Treasury: A Generous Legacy, 18 December 2015 – 4 December 2016
Although little recognised in his own lifetime, the Amsterdam-based Meindert Hobbema is now celebrated as one of the greatest landscape painters of the Dutch Golden Age. Hobbema’s exclusive focus on countryside relates to the extraordinary growth of Dutch cities and towns in this period, and a newfound interest in idealised depictions of rural life.
This exquisite landscape painting came to New Zealand after being purchased at auction in London in 1908 by the Dunedin-trained architect and art teacher David Edward Hutton (1866–1946). Its acquisition for the collection was enabled through funds generously bequeathed by his daughter Kathleen Stuart Hutton (1903–1992).
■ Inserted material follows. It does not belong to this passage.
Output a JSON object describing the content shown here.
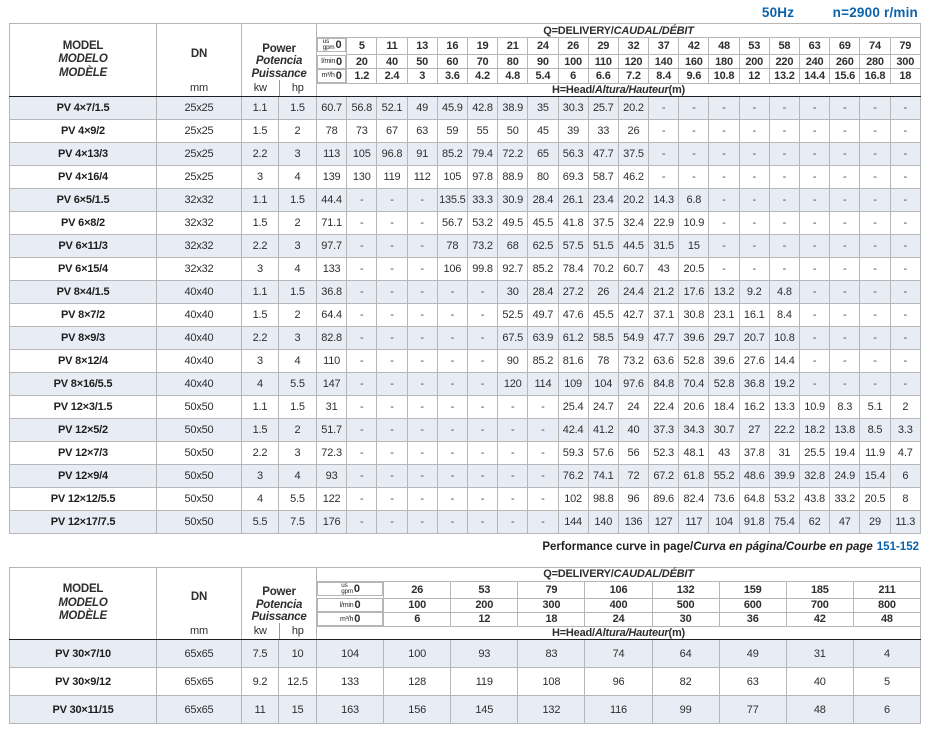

Meindert Hobbema specialised in highly detailed landscapes such as this. Although it is painted in the careful, precise manner typical of Dutch realist painting from the 17th century, it is not an exact description of a specific country view. The details have been selected and arranged to make a more pleasing scene. The figures and the buildings add to the human interest, while the small and precise detail of the plant forms give it a sense of authenticity. Hobbema was born in Amsterdam where he remained based throughout his career. In his early years he was apprenticed to Jacob van Ruisdael (c. 1628 -1682) whose style had a great effect on Hobbema. He became an excise officer in 1668 and appears to have painted in his spare-time from this date on. Hobbema was particularly admired by English landscape painters and his work influenced the early landscapes of Thomas Gainsborough (1727-1788) and John Crome (1768-1821).
(Label date unknown)
This 17th century Dutch landscape displays the careful realism for which the Dutch artists were renowned. Based on sketches and studies the artist made in the countryside, the details have then been selected and arranged to make a more pleasing scene than an exact description of a specific place. The figures and the buildings add to the human interest, while the small and precise detail of the plant forms give the scene a sense of authenticity. The broken sunlight, supported by a carefully observed cloudy sky, throws zones of light horizontally across the fields, a device which, along with the oblique line of the path and the church on the horizon, helps with the illusion of space.
(Label date unknown)
This work was earlier attributed to Meindert Hobbema who was born in Amsterdam around 1638. Hobbema was a contemporary of the important Dutch landscape painter Jacob van Ruisdael. Few details of his life are known except that Hobbema married in 1688 and died in poverty in Amsterdam in 1709. Because we cannot now be certain who the artist of this work is, we label it the 'School of Hobbema' as it has many features similar to his works. He favoured scenes where villages were surrounded by trees and crossed by winding pathways. Considered particularly truthful, Hobbema's compositions were also characterised by the use of a warm golden tone throughout.